Ces femmes avaient-elles toutes été enlevées ? Je les ai regardées avec curiosité.
Alors que le soleil commençait à se coucher, la température dans le désert a chuté brutalement et un froid glacial a commencé à nous gagner.
Nos chameaux furent conduits par les bandits de l'autre côté du mur en ruine, tandis que Kurada nous mena jusqu'à une grande tente. Celle-ci était très rudimentaire
: d'un côté, un lit de camp en herbe recouvert de draps
; de l'autre, une planche de bois avec quelques objets du quotidien, dont une tasse et un bol en émail.
Alors que nous regardions autour de nous, quelqu'un d'autre est entré dans la tente, portant mes bagages et ceux de Shuiying.
« Reposez-vous un peu ici, on ira dîner plus tard », dit Kurada, et il sortit avec la personne qui avait apporté les bagages.
Shuiying et moi avons échangé un regard et vérifié rapidement nos bagages. Nous avons constaté que rien ne manquait, et même les armes que nous avions préparées nous avaient été rendues intactes.
que diable?
Je ne comprends pas pourquoi ces types n'ont pas peur que Shuiying et moi sortions armés et les combattions jusqu'à la mort.
« Il semblerait que nous ayons vu juste », dis-je en regardant Shuiying.
« Oui, que devons-nous faire s’ils nous demandent de les emmener à la cité antique ? » Shuiying me regarda avec inquiétude.
« Hehe. » J'ai ri d'un air un peu sinistre. « On ne peut pas faire grand-chose, alors prenons-les ! »
« Les emmener là-bas ? » Shuiying me regarda, perplexe.

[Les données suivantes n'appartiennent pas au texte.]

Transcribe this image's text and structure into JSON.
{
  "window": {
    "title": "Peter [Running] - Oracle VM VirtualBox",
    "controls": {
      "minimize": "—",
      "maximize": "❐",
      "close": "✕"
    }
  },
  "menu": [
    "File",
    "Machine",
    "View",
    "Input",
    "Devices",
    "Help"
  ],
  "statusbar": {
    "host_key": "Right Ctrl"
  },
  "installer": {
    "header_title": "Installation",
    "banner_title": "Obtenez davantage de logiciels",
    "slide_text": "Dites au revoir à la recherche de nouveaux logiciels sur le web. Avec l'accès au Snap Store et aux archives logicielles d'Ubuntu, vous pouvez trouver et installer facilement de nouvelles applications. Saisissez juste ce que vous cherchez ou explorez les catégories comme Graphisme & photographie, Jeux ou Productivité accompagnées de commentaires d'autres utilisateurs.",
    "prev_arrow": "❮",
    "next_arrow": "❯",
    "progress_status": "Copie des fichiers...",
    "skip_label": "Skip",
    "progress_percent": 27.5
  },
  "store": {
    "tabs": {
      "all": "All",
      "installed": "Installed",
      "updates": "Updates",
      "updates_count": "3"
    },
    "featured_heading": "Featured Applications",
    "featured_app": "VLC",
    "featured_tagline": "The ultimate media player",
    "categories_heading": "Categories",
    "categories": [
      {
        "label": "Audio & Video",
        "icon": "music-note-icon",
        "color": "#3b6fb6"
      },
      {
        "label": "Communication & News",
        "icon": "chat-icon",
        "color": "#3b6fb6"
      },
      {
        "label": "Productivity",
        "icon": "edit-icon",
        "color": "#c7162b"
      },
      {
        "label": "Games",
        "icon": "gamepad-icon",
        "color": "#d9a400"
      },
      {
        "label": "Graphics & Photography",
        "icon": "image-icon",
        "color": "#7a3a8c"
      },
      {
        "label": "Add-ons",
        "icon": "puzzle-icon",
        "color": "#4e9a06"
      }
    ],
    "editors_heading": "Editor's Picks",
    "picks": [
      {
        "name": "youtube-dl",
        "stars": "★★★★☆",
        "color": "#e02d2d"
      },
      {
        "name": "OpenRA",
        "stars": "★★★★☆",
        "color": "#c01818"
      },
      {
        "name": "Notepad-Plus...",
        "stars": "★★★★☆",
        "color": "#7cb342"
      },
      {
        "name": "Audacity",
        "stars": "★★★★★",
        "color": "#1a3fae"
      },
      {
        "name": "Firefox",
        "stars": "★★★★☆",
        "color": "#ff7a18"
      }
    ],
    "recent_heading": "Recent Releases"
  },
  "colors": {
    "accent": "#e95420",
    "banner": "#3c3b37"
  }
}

« Oui, prends-les. » J’ai abandonné mon air enjoué et analysé sérieusement la situation avec Shuiying. « Premièrement, si nous ne les prenons pas, nous n’arriverons pas à destination, et nous risquons de les mettre en colère et ils pourraient… Deuxièmement, les prendre nous évitera de croiser d’autres bandits ; troisièmement, nous risquons de ne pas les trouver, et même si nous les trouvons, nous ne pourrons peut-être pas les débusquer rapidement ; quatrièmement, à en juger par leur apparence, ils ne convoitent que les objets de valeur de la cité antique, ce qui ne contredit pas nos objectifs ; cinquièmement, je pense que nous n’avons vraiment aucun moyen de nous échapper, alors quel autre choix avons-nous ? »
«Soupir...» soupira Shui Ying, «Après tout ce discours, votre dernier point est le véritable point fort.»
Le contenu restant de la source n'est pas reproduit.